Growing up homeschooled was difficult at times. I did get lonely on occasion. I had friends, but my world was something entirely different from theirs. Their lives revolved largely around what had happened at school that day. When you're the only person in your school, there is no drama, or gossip, or wondering what to wear. The bullies, the popular kids, the geeks, the outcasts..none of those people existed for me. I was all of those things, and none of them.
I frequently lost myself in my own imagination. Books were really not much different than that. It was just taking a break from my own head and losing myself in someone else's for a while. There was no loneliness in the turning of pages, in the stories playing out in each chapter. There was no one to judge me or think me strange, which is what often happened when I met other people my age. It was like someone had branded me with a big blazing mark that said "DIFFERENT", and of course when you're a child, and then a teenager, being different is usually considered to be a bad thing. I've never regretted my education, and I don't wish that I'd been allowed to attend public school. I just wish others had been more accepting of it.

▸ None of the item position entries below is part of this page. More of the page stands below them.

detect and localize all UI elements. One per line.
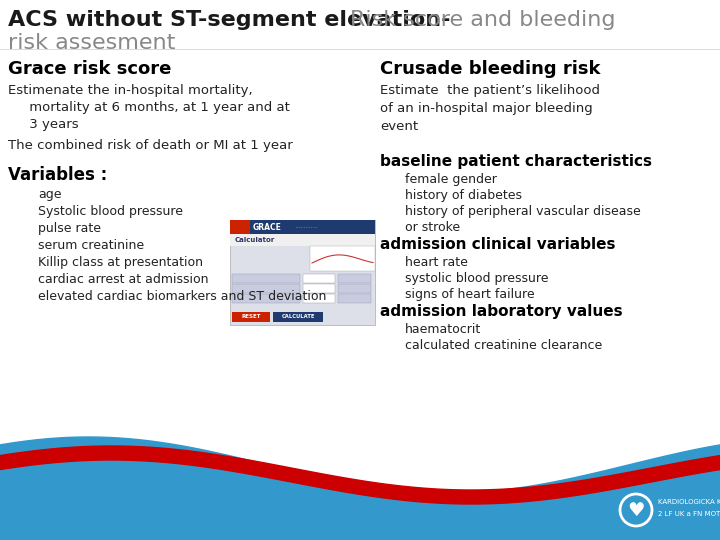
Text: of an in-hospital major bleeding: of an in-hospital major bleeding [380,102,593,115]
FancyBboxPatch shape [338,284,371,293]
Text: pulse rate: pulse rate [38,222,101,235]
Text: age: age [38,188,61,201]
Text: cardiac arrest at admission: cardiac arrest at admission [38,273,209,286]
Text: The combined risk of death or MI at 1 year: The combined risk of death or MI at 1 ye… [8,139,293,152]
Text: heart rate: heart rate [405,256,468,269]
Text: .............: ............. [295,225,318,230]
Text: Estimenate the in-hospital mortality,: Estimenate the in-hospital mortality, [8,84,253,97]
FancyBboxPatch shape [232,274,300,283]
Text: elevated cardiac biomarkers and ST deviation: elevated cardiac biomarkers and ST devia… [38,290,326,303]
Text: KARDIOLOGICKA KLINIKA: KARDIOLOGICKA KLINIKA [658,499,720,505]
Text: admission laboratory values: admission laboratory values [380,304,623,319]
Text: CALCULATE: CALCULATE [282,314,315,320]
Text: Variables :: Variables : [8,166,107,184]
Text: female gender: female gender [405,173,497,186]
Text: 2 LF UK a FN MOTOL: 2 LF UK a FN MOTOL [658,511,720,517]
Text: Crusade bleeding risk: Crusade bleeding risk [380,60,600,78]
Text: Risk score and bleeding: Risk score and bleeding [350,10,616,30]
Text: systolic blood pressure: systolic blood pressure [405,272,549,285]
FancyBboxPatch shape [303,294,335,303]
FancyBboxPatch shape [230,220,250,234]
Text: or stroke: or stroke [405,221,460,234]
Text: event: event [380,120,418,133]
Text: 3 years: 3 years [8,118,78,131]
Text: serum creatinine: serum creatinine [38,239,144,252]
Text: history of peripheral vascular disease: history of peripheral vascular disease [405,205,641,218]
FancyBboxPatch shape [230,220,375,234]
FancyBboxPatch shape [230,220,375,325]
FancyBboxPatch shape [338,294,371,303]
FancyBboxPatch shape [303,274,335,283]
FancyBboxPatch shape [232,312,270,322]
Text: Killip class at presentation: Killip class at presentation [38,256,203,269]
Text: signs of heart failure: signs of heart failure [405,288,535,301]
Text: RESET: RESET [241,314,261,320]
Text: mortality at 6 months, at 1 year and at: mortality at 6 months, at 1 year and at [8,101,290,114]
Text: Systolic blood pressure: Systolic blood pressure [38,205,183,218]
FancyBboxPatch shape [232,284,300,293]
FancyBboxPatch shape [232,294,300,303]
FancyBboxPatch shape [310,246,375,271]
Text: admission clinical variables: admission clinical variables [380,237,616,252]
Text: history of diabetes: history of diabetes [405,189,522,202]
Text: ACS without ST-segment elevation-: ACS without ST-segment elevation- [8,10,458,30]
Text: Calculator: Calculator [235,237,275,243]
FancyBboxPatch shape [273,312,323,322]
Text: baseline patient characteristics: baseline patient characteristics [380,154,652,169]
FancyBboxPatch shape [338,274,371,283]
Text: GRACE: GRACE [253,222,282,232]
Text: haematocrit: haematocrit [405,323,481,336]
Text: Estimate  the patient’s likelihood: Estimate the patient’s likelihood [380,84,600,97]
Text: Grace risk score: Grace risk score [8,60,171,78]
Text: ♥: ♥ [627,501,644,519]
Text: calculated creatinine clearance: calculated creatinine clearance [405,339,602,352]
FancyBboxPatch shape [303,284,335,293]
FancyBboxPatch shape [230,234,375,246]
Text: risk assesment: risk assesment [8,33,176,53]
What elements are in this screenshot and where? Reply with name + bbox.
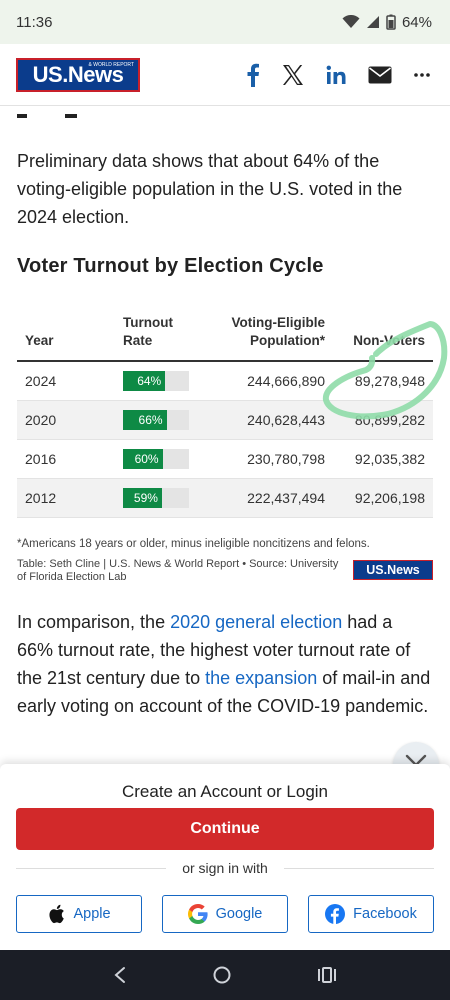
divider-left (16, 868, 166, 869)
email-icon[interactable] (368, 66, 392, 84)
cell-eligible: 240,628,443 (205, 400, 333, 440)
col-nonvoters: Non-Voters (333, 314, 433, 362)
turnout-bar-track: 64% (123, 370, 189, 391)
logo-subtext: & WORLD REPORT (88, 61, 134, 68)
cell-turnout: 64% (115, 361, 205, 401)
turnout-table: Year Turnout Rate Voting-Eligible Popula… (17, 314, 433, 518)
recents-icon[interactable] (317, 966, 337, 984)
cell-year: 2012 (17, 478, 115, 518)
table-heading: Voter Turnout by Election Cycle (17, 255, 324, 277)
table-header-row: Year Turnout Rate Voting-Eligible Popula… (17, 314, 433, 362)
table-source: Table: Seth Cline | U.S. News & World Re… (17, 557, 339, 583)
facebook-circle-icon (325, 904, 346, 924)
turnout-bar-track: 60% (123, 448, 189, 469)
login-title: Create an Account or Login (121, 782, 329, 801)
cut-off-heading-fragment (17, 114, 77, 118)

So I read. I devoured books. I spent most of my allowance on new ones, and I always wanted more. Fantasy, history, true crime, mythology, fiction...I tried to fill myself to the brim with stories and facts, but my desire to read was bottomless. It's something I have never grown out of. I love books, and bookstores, and libraries. I hoard my books like a dragon guarding treasure, gloating over each new one I acquire. No matter how many I have, I will never have enough.
I dream of one day having a house with a proper library in it. I want every wall to have floor-to-ceiling bookcases loaded with books. My fiance is a smart man. For Valentine's Day, he didn't get me chocolate, or jewelry, or flowers. He bought me books, because he knows that's the way to my heart.